Comment l’épargne des Français est-elle investie ? Décryptage des données du Trésor (janvier 2026)

Actuellement, l’épargne financière des ménages français atteint des sommets. Au deuxième trimestre 2025, elle représentait 6 596 milliards d’euros, un niveau historiquement élevé. Mais derrière ce chiffre impressionnant, une question demeure : que finance réellement cette épargne ?
Dans sa note Trésor-Éco n° 378 publiée en janvier 2026, la Direction générale du Trésor propose un exercice de « mise en transparence », permettant de suivre, euro par euro, la destination finale de l’épargne des Français.
Les enseignements sont clairs : concentration géographique, forte intermédiation et préférence marquée pour la liquidité structurent encore largement les choix d’allocation.
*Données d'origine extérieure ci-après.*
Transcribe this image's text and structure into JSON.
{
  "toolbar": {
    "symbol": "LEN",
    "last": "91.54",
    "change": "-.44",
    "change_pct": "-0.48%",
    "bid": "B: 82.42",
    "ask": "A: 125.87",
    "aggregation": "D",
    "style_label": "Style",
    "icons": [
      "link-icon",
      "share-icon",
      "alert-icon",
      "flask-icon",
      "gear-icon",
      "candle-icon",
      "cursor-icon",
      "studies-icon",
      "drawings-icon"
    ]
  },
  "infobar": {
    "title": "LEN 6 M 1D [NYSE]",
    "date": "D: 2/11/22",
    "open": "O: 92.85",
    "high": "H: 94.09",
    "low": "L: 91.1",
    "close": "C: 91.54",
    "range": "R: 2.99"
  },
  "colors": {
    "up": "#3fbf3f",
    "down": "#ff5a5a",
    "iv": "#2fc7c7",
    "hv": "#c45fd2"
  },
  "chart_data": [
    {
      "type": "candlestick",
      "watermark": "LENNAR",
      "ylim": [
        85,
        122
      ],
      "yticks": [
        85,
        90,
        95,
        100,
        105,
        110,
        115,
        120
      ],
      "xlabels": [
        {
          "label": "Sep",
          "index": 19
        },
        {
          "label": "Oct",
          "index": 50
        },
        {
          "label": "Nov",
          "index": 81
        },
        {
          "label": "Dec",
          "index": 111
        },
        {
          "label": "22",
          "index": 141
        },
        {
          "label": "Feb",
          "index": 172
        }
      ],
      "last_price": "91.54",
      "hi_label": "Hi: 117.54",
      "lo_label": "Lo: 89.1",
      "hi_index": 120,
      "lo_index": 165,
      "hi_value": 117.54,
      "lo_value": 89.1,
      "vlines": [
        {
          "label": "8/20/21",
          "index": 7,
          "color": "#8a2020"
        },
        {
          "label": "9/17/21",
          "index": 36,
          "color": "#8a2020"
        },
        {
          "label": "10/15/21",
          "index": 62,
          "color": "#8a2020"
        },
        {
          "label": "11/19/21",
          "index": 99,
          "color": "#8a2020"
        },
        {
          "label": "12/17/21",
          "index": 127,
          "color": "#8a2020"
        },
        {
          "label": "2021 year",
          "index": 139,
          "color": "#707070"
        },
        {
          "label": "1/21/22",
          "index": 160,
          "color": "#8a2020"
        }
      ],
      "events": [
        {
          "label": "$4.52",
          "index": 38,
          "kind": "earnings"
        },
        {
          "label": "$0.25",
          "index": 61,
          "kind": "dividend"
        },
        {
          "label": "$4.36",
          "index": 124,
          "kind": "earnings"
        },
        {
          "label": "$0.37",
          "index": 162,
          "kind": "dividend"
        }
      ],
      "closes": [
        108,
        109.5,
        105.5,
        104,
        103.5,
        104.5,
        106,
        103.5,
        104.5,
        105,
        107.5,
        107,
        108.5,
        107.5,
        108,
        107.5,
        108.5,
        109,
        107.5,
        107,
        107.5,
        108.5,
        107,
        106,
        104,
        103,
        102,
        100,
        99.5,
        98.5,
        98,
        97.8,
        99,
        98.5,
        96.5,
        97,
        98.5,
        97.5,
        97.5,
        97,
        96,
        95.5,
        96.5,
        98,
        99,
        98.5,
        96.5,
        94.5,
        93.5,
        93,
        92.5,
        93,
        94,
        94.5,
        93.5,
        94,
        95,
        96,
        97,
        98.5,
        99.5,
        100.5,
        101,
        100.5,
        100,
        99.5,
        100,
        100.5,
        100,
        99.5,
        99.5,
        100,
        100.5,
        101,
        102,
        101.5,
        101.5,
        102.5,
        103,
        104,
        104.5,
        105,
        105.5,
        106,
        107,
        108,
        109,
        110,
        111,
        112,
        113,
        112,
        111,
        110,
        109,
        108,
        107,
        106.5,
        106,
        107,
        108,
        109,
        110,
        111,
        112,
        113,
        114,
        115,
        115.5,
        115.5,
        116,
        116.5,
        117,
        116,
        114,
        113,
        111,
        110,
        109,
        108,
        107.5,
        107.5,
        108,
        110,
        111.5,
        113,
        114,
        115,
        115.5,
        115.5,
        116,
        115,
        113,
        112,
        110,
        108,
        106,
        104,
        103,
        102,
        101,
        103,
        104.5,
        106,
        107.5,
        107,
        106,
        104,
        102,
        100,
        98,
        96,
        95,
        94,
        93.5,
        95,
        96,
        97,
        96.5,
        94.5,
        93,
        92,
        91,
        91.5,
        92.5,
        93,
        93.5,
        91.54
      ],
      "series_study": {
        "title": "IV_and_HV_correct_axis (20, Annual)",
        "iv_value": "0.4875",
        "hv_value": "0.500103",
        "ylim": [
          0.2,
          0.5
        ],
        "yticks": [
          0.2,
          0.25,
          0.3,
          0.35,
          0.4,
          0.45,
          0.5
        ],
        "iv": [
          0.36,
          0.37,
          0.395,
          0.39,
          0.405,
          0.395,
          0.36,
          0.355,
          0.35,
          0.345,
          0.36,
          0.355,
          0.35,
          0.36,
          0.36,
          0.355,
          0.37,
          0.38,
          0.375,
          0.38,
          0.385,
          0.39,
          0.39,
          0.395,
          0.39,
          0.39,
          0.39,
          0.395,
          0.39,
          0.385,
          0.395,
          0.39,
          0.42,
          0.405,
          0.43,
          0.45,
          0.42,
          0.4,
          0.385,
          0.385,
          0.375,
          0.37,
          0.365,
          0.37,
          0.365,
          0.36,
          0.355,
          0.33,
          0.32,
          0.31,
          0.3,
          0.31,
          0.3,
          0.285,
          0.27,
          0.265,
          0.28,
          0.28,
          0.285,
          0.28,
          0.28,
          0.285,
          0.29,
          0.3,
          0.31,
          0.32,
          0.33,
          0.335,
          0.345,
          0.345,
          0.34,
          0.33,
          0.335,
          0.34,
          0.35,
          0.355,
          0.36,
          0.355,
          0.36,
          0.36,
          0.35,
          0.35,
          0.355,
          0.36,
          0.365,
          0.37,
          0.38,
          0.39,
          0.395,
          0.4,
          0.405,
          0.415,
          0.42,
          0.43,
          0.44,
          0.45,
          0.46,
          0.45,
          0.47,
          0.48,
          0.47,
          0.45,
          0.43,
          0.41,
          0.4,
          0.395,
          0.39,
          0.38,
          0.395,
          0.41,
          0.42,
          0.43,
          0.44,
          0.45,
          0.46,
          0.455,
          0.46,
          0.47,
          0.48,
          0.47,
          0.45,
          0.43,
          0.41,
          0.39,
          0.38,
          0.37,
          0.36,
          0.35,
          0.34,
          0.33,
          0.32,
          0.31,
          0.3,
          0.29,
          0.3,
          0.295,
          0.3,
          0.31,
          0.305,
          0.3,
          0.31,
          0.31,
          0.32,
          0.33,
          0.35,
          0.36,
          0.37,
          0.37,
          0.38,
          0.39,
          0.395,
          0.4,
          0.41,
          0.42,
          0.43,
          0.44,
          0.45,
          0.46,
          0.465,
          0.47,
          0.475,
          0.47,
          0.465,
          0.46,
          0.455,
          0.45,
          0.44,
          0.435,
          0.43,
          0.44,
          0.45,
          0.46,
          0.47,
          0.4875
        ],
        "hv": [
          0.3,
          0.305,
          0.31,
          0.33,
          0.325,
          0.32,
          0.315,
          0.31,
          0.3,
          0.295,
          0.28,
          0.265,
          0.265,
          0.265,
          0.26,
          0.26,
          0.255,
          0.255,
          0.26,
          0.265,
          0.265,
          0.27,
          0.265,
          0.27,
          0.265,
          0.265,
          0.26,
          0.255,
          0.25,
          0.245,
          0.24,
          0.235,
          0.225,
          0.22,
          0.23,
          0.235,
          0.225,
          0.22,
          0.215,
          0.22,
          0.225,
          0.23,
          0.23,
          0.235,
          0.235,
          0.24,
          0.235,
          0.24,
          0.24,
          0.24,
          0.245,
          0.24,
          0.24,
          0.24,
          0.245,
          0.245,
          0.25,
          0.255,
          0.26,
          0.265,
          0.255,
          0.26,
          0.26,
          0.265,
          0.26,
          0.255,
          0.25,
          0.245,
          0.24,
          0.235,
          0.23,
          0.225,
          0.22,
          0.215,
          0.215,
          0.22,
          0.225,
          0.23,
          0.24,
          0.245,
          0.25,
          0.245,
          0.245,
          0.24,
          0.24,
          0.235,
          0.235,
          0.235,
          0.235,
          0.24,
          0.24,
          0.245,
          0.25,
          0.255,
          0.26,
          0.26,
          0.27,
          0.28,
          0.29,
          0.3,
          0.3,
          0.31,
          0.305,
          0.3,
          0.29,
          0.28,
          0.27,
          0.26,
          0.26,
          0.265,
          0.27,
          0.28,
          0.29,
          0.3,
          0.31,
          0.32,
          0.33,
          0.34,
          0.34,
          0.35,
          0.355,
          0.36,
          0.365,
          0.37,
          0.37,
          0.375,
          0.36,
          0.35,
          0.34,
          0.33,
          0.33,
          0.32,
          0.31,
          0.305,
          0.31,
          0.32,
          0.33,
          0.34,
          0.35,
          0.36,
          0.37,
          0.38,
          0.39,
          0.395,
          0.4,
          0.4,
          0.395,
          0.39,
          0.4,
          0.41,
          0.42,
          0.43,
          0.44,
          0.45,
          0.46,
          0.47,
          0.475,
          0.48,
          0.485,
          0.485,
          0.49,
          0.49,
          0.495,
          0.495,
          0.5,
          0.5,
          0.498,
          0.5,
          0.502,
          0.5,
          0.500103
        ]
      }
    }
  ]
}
Un biais domestique toujours dominant dans l’épargne financière
Premier enseignement marquant : l’épargne française reste majoritairement investie sur le territoire national. Selon le Trésor, 58 % de l’épargne confiée aux institutions financières est investie en France, et 80 % en zone euro.
Or, cette concentration géographique, qualifiée de « biais domestique », signifie que la majorité des placements dépend directement de la conjoncture économique, budgétaire et financière française. Le Trésor rappelle que ce phénomène « met en défaut la théorie de diversification des portefeuilles », en exposant les ménages aux risques spécifiques d’un seul marché. Autrement dit, concentrer l’essentiel de son épargne sur un même pays revient à dépendre fortement de sa conjoncture économique, sans bénéficier des mécanismes de compensation offerts par une diversification géographique.
En miroir : une logique d’investissement européenne assumée chez CORUM
Ce constat met donc en évidence l’intérêt d’une diversification géographique plus large.
Depuis sa création, CORUM a fait le choix d’un périmètre d’investissement résolument européen, sans se limiter au marché français. Les SCPI CORUM investissent ainsi dans plusieurs pays de la zone euro, ainsi qu’aux États-Unis, afin de diversifier les sources de revenus locatifs et de réduire l’exposition à un seul cycle économique national.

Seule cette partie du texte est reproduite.